Like a cold call in FIN1 at 8:40 a.m., the biggest dance of the year is ready to slap you in the face. Be prepared HBS-Holidazzle has arrived.
The last time we chatted, I alluded my next piece would be about dating at HBS. Foresight be damned, I didn’t realize the unique opportunity that presented itself as we are about to experience the grand daddy of all dances. Sweet, generous, and classy Holidazzle. With your black tie requirement, lavish open bar, and posh hotel location, you really can do no harm.
Thus, my fellow business school colleagues, the purpose of this column is simple-I want people to take a date to Holidazzle. Perhaps more importantly, I want a date to Holidazzle. For you quantitative folks, here’s a simple equation: Holidazzle + date = not leaving Holidazzle by yourself. For the really astute financial minds: Holidazzle + date + Kwame = greatest night of your life.
Now, I am aware most of you have done risk analysis on soliciting a date for Holidazzle and probably have produced skeptical results. Rejection is depressing. Moreover, you are forced to see that section mate or classmate who just doesn’t find you attractive each day for the next 1-2 years. Rumors will be spread that you are desperate, and it’s hard to ask someone else for fear they will find out that they are your second choice.
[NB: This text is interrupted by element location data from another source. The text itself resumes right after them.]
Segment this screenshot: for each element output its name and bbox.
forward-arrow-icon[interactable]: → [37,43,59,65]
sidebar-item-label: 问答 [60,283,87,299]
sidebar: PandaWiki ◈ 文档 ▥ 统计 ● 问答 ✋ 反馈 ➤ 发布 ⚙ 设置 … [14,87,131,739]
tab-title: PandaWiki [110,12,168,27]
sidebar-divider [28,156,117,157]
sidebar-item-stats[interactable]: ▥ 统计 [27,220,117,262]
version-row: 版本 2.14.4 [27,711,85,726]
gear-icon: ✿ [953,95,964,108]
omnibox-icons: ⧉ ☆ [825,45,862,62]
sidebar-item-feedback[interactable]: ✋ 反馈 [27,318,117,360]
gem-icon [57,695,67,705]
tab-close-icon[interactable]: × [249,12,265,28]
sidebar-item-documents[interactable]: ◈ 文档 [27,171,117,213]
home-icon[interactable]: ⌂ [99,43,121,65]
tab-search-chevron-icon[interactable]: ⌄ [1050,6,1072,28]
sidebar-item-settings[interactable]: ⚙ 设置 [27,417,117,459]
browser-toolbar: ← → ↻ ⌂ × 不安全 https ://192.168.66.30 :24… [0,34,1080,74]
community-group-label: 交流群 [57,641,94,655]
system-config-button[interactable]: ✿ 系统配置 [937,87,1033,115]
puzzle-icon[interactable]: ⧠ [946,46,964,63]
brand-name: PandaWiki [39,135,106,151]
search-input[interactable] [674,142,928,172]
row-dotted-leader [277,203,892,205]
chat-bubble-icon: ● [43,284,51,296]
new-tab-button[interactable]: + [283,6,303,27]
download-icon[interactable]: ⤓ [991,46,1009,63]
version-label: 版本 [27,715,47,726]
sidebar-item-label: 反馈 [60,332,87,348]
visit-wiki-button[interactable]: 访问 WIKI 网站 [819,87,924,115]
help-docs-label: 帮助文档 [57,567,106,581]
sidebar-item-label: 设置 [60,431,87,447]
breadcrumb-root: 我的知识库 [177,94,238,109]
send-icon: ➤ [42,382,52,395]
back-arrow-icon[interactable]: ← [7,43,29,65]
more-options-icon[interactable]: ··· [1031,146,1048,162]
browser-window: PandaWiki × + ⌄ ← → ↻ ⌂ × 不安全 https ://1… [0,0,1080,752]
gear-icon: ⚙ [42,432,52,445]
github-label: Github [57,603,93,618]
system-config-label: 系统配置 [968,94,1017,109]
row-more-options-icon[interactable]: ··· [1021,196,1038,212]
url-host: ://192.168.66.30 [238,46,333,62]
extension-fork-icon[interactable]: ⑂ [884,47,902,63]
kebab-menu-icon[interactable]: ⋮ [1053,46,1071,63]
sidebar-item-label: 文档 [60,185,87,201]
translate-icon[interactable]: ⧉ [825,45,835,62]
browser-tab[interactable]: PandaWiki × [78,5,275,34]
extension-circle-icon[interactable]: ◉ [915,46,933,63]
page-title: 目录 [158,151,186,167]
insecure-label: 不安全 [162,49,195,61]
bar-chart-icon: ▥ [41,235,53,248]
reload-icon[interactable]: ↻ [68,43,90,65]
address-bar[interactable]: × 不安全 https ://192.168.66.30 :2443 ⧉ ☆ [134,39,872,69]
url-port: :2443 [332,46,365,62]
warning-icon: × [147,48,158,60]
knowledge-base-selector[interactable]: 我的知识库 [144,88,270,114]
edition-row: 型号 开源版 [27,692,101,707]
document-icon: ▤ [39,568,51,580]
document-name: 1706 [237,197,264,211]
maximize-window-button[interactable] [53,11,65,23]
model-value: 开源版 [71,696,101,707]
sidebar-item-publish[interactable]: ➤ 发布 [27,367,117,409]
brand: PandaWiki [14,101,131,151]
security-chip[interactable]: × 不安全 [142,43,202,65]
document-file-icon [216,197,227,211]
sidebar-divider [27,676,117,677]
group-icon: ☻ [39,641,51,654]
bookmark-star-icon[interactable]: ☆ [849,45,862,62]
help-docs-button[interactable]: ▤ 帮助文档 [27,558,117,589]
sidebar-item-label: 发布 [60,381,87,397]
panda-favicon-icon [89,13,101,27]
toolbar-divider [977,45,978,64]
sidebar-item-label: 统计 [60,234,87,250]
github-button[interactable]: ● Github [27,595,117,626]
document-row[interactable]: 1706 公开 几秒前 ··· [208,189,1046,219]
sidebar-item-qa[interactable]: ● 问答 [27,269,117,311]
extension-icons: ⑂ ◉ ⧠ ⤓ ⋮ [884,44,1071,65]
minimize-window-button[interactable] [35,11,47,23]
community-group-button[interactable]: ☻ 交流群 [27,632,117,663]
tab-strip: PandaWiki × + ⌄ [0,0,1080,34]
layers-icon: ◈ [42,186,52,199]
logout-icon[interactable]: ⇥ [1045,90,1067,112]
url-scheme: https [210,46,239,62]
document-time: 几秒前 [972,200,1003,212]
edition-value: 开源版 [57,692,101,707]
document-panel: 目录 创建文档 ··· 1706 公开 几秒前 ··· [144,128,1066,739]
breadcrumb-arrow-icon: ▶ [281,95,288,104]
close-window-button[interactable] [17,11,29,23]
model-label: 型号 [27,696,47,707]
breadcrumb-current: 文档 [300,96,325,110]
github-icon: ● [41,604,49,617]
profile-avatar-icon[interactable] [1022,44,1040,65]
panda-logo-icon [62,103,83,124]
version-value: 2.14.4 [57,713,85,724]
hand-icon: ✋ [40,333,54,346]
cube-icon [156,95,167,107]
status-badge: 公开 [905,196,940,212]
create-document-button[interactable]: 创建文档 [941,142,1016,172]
If anyone understands this fear, it is I. After my inaugural column, the lack of formal requests from HBS women soliciting my company on dates was underwhelming at best.ÿResolved my stock is rising, yet eager to sell off my assets by mingling with a member of the opposite sex, I believe Holidazzle is an opportunity to get my mojo back. But there is no reason why the dance should be limited to making my night a little warmer. It could be an opportunity to bring your swagger back as well.
There are so many reasons to take a partner with you to Holidazzle. First and foremost, let’s look at this from a cash flow perspective. Since ticket sales have already closed, the likelihood of having to pay for your date’s ticket is quite small. And guess what-the whole buy your companion’s dinner beforehand-ya, that’s actually covered too. For Pete’s sake, drinks are free and unlimited. This will be the cheapest date ever. (Perhaps you should not cite this as your main motivation for asking someone to the dance).
Now, let’s think of the upside. I experienced the whole “let’s have our section dance in a huge circle, so that no one can grind up on each other” experience at Priscilla Ball. Yes, this was endearing and yes, I love my section, but with a date you can laugh at the circle while cutting the rug with your sexy partner.
This is more so for men, but do you really want to be that random guy who has to back in to girls so he can try to dance with them? Both sexes know exactly what I’m talking about-the ritual where a guy tries to move his hips towards an unassuming girl only to have her quickly move away and dance with her female friends. Holidazzle is a classy event-do not be that guy.
You can see where I am going with this column. If you don’t bring a date, Holidazzle could be like that awkward middle school dance in your school’s gymnasium. Except this time, everyone has gone through puberty (two puberty jokes in two columns-pretty impressive, eh?), there is no gym teacher looking over you and there is an abundance of alcohol, which you’ll drink too much of, black out, and end up on your friend’s couch by yourself.
Now I don’t want to come off as desperate. I am fine going by myself, engaging in the section wide circle dance, and passing out on Mike Calabrese’s couch. But I think there’s a broader reason why we should (especially I) bring a date to Holidazzle. We have an opportunity for a classy, memorable evening-why waste it wandering around searching for someone to take home? Remove the middleman by bringing a date, thus allowing you to keep it classy during the event. Trust me-the stress of already figuring this stuff out well in advance will beat the threat of any potential rejection. Plus, you never know, maybe this date will lead to many other dates. And if it’s a train wreck, just rely on the open bar to get you through the evening.
Kwame Spearman graduated from the Big Apple’s Columbia University in 2006 and earned a J.D. from Yale Law School in 2009. He hails from Denver, Colorado.